🤖 AI Summary
This work proposes Anon-NET, a unified framework designed to preserve essential attributes—such as facial expression, head pose, age, gender, and ethnicity—for downstream visual tasks while effectively anonymizing identity in face videos. Anon-NET is the first approach to integrate diffusion generative models with video-driven facial animation, leveraging high-level attribute recognition and motion-aware expression transfer to achieve strong identity obfuscation without compromising expression consistency, visual realism, or temporal coherence. Extensive experiments on VoxCeleb2, CelebV-HQ, and HDTF datasets demonstrate that Anon-NET significantly outperforms existing methods in both visual quality and temporal stability while successfully concealing identity information.
📝 Abstract
Face video anonymization is aimed at privacy preservation while allowing for the analysis of videos in a number of computer vision downstream tasks such as expression recognition, people tracking, and action recognition.
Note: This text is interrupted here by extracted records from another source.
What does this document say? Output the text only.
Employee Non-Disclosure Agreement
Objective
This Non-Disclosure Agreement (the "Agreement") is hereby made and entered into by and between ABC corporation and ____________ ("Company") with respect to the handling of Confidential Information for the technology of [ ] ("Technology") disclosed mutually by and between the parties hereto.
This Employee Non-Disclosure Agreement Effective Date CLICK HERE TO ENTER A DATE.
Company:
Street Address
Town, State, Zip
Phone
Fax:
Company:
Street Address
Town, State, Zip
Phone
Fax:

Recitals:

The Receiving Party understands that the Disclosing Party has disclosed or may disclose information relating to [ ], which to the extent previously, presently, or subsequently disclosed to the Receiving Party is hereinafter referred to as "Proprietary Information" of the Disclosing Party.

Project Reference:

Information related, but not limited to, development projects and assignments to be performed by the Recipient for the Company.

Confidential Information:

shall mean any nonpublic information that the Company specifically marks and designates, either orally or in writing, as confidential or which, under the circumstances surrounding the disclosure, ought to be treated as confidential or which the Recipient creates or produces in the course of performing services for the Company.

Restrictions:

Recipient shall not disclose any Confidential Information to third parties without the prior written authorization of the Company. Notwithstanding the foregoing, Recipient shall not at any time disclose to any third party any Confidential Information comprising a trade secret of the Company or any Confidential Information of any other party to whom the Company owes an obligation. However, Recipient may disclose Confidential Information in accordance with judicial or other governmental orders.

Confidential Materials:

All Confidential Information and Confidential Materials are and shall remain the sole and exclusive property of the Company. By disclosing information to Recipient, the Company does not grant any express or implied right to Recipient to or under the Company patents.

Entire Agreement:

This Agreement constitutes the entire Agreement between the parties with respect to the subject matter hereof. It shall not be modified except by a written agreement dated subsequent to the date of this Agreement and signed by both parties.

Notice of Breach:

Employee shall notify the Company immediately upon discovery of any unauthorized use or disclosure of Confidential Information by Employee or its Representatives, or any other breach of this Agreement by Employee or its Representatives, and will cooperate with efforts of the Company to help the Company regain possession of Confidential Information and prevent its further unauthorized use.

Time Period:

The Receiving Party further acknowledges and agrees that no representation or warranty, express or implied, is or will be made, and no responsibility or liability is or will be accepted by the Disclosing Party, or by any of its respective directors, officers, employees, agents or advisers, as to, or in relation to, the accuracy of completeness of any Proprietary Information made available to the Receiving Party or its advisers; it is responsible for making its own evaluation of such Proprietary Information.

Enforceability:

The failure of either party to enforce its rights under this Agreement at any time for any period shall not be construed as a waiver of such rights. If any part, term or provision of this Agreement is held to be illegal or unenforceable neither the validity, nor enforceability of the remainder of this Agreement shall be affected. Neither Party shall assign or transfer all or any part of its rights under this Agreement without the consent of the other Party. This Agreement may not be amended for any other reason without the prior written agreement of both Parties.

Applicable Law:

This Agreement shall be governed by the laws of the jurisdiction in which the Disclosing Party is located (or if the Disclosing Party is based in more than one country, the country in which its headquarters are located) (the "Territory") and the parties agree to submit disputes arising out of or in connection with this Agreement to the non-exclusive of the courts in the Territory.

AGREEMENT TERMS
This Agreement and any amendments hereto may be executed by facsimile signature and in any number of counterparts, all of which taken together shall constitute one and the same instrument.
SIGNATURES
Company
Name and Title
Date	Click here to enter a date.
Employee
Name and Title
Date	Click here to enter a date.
We propose here a novel unified framework referred to as Anon-NET, streamlined to de-identify facial videos, while preserving age, gender, race, pose, and expression of the original video. Specifically, we inpaint faces by a diffusion-based generative model guided by high-level attribute recognition and motion-aware expression transfer. We then animate deidentified faces by video-driven animation, which accepts the de-identified face and the original video as input. Extensive experiments on the datasets VoxCeleb2, CelebV-HQ, and HDTF, which include diverse facial dynamics, demonstrate the effectiveness of AnonNET in obfuscating identity while retaining visual realism and temporal consistency. The code of AnonNet will be publicly released.